If somebody has an idea I'm more than interested
Modify the gcc version is useless, since Cuda 8.0.61 gcc 5.4 is allowed. I try to debug directly the thread now, I put the result of debug below if anyone finds an explanation.
'''Thread 6 "caffe" received signal SIGSEGV, Segmentation fault.
[Switching to Thread 0x7fffbef4f700 (LWP 18797)]
0x00007ffff747fe60 in void caffe::CustomDataLayerPrefetch
Thread 6 (Thread 0x7fffbef4f700 (LWP 18797)):
from /home/ewan/Documents/flownet2-master/.build_release/tools/../lib/libcaffe.so.1.0.0-rc3
at pthread_create.c:333
at ../sysdeps/unix/sysv/linux/x86_64/clone.S:109
Thread 5 (Thread 0x7fffc5003700 (LWP 18795)):
at ../sysdeps/unix/sysv/linux/x86_64/pthread_cond_timedwait.S:225
at pthread_create.c:333
at ../sysdeps/unix/sysv/linux/x86_64/clone.S:109
Thread 4 (Thread 0x7fffc5804700 (LWP 18794)):
---Type
at pthread_create.c:333
at ../sysdeps/unix/sysv/linux/x86_64/clone.S:109
Thread 3 (Thread 0x7fffc6005700 (LWP 18793)):
flags=524288) at ../sysdeps/unix/sysv/linux/accept4.c:40
at pthread_create.c:333
at ../sysdeps/unix/sysv/linux/x86_64/clone.S:109
Thread 2 (Thread 0x7fffc75f2700 (LWP 18791)):
---Type
at ../sysdeps/unix/sysv/linux/x86_64/clone.S:109
Thread 1 (Thread 0x7ffff7f6db00 (LWP 18787)):
from /usr/lib/nvidia-390/libnvidia-fatbinaryloader.so.390.25
from /usr/lib/x86_64-linux-gnu/libcudnn.so.7
---Type
from /home/ewan/Documents/flownet2-master/.build_release/tools/../lib/libcaffe.so.1.0.0-rc3
from /home/ewan/Documents/flownet2-master/.build_release/tools/../lib/libcaffe.so.1.0.0-rc3
Your backtrace indicates that you are using CuDNN version 7. We've only ever used version 5. I know that it's relatively easy to make the code compatible with version 6, but I never tried 7.
Thank you for your reply, I will try by downgrading my CuDNN version. Normally it should not change much if I refer to https://github.com/lmb-freiburg/flownet2/issues/92 but we never know.
It's very strange, I can run FlowNet2 and build without problem but I can't train or fine-tune.
Hm, that's strange, but it really might be a problem with CuDNN. But it might be worth asking the people in #92 whether they actually used training, or just testing :wink:
Thank you for all your help @nikolausmayer , Yes that's why I downgraded my CuDNN version but unfortunately I've always got the same issue :( I put the error message below.

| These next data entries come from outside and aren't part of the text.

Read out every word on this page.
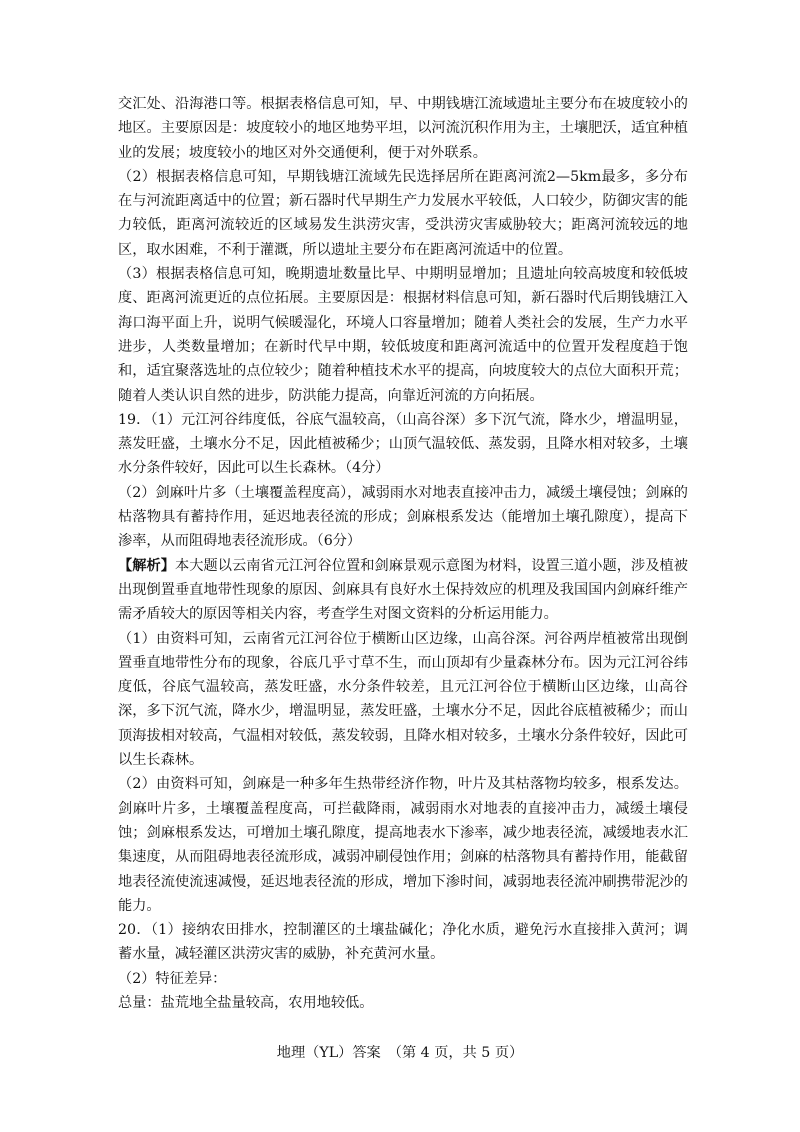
交汇处、沿海港口等。根据表格信息可知，早、中期钱塘江流域遗址主要分布在坡度较小的地区。主要原因是：坡度较小的地区地势平坦，以河流沉积作用为主，土壤肥沃，适宜种植业的发展；坡度较小的地区对外交通便利，便于对外联系。

（2）根据表格信息可知，早期钱塘江流域先民选择居所在距离河流2—5km最多，多分布在与河流距离适中的位置；新石器时代早期生产力发展水平较低，人口较少，防御灾害的能力较低，距离河流较近的区域易发生洪涝灾害，受洪涝灾害威胁较大；距离河流较远的地区，取水困难，不利于灌溉，所以遗址主要分布在距离河流适中的位置。

（3）根据表格信息可知，晚期遗址数量比早、中期明显增加；且遗址向较高坡度和较低坡度、距离河流更近的点位拓展。主要原因是：根据材料信息可知，新石器时代后期钱塘江入海口海平面上升，说明气候暖湿化，环境人口容量增加；随着人类社会的发展，生产力水平进步，人类数量增加；在新时代早中期，较低坡度和距离河流适中的位置开发程度趋于饱和，适宜聚落选址的点位较少；随着种植技术水平的提高，向坡度较大的点位大面积开荒；随着人类认识自然的进步，防洪能力提高，向靠近河流的方向拓展。

19．（1）元江河谷纬度低，谷底气温较高，（山高谷深）多下沉气流，降水少，增温明显，蒸发旺盛，土壤水分不足，因此植被稀少；山顶气温较低、蒸发弱，且降水相对较多，土壤水分条件较好，因此可以生长森林。（4分）

（2）剑麻叶片多（土壤覆盖程度高），减弱雨水对地表直接冲击力，减缓土壤侵蚀；剑麻的枯落物具有蓄持作用，延迟地表径流的形成；剑麻根系发达（能增加土壤孔隙度），提高下渗率，从而阻碍地表径流形成。（6分）

【解析】本大题以云南省元江河谷位置和剑麻景观示意图为材料，设置三道小题，涉及植被出现倒置垂直地带性现象的原因、剑麻具有良好水土保持效应的机理及我国国内剑麻纤维产需矛盾较大的原因等相关内容，考查学生对图文资料的分析运用能力。

（1）由资料可知，云南省元江河谷位于横断山区边缘，山高谷深。河谷两岸植被常出现倒置垂直地带性分布的现象，谷底几乎寸草不生，而山顶却有少量森林分布。因为元江河谷纬度低，谷底气温较高，蒸发旺盛，水分条件较差，且元江河谷位于横断山区边缘，山高谷深，多下沉气流，降水少，增温明显，蒸发旺盛，土壤水分不足，因此谷底植被稀少；而山顶海拔相对较高，气温相对较低，蒸发较弱，且降水相对较多，土壤水分条件较好，因此可以生长森林。

（2）由资料可知，剑麻是一种多年生热带经济作物，叶片及其枯落物均较多，根系发达。剑麻叶片多，土壤覆盖程度高，可拦截降雨，减弱雨水对地表的直接冲击力，减缓土壤侵蚀；剑麻根系发达，可增加土壤孔隙度，提高地表水下渗率，减少地表径流，减缓地表水汇集速度，从而阻碍地表径流形成，减弱冲刷侵蚀作用；剑麻的枯落物具有蓄持作用，能截留地表径流使流速减慢，延迟地表径流的形成，增加下渗时间，减弱地表径流冲刷携带泥沙的能力。

20．（1）接纳农田排水，控制灌区的土壤盐碱化；净化水质，避免污水直接排入黄河；调蓄水量，减轻灌区洪涝灾害的威胁，补充黄河水量。

（2）特征差异：

总量：盐荒地全盐量较高，农用地较低。

地理（YL）答案　（第 4 页，共 5 页）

My setup : Ubuntu 16.04, 980Ti, Cuda 8.0.61, CuDNN 5.1, gcc 5.4, python 3.5. If anyone have a suggestion I'm really interested :)
'''Thread 6 "caffe" received signal SIGSEGV, Segmentation fault.
[Switching to Thread 0x7fffc9f02700 (LWP 10153)]
0x00007ffff7481460 in void caffe::CustomDataLayerPrefetch
Thread 6 (Thread 0x7fffc9f02700 (LWP 10153)):
Thread 5 (Thread 0x7fffcbf47700 (LWP 10152)):
Thread 4 (Thread 0x7fffcc748700 (LWP 10151)):
Thread 3 (Thread 0x7fffccf49700 (LWP 10150)):
Thread 2 (Thread 0x7fffce536700 (LWP 10148)):
Thread 1 (Thread 0x7ffff7f6db00 (LWP 10144)):
from /home/ewan/Documents/flownet2-master/.build_release/tools/../lib/libcaffe.so.1.0.0-rc3
from /home/ewan/Documents/flownet2-master/.build_release/tools/../lib/libcaffe.so.1.0.0-rc3
Ok I found why I had an error !!! I had some pictures in my dataset which didn't have the same size than the others. Now all the images have the same size and I can fine-tune without SIGSEGV.
Thank you @nikolausmayer for your help
Nice job. I guess it would be good if the converters or data layers checked for this... :slightly_smiling_face:
Hi,
I'm trying to fine-tune FlowNet2 with my own dataset. I formatted my database in lmdb and modified the FlowNet2_train.prototxt for fitting with my problematic.
Then when I started my training, I faced with a "Segmentation Fault" during the CustomDataLayerPrefetch and I don't know where the error comes from.
Any suggestion ?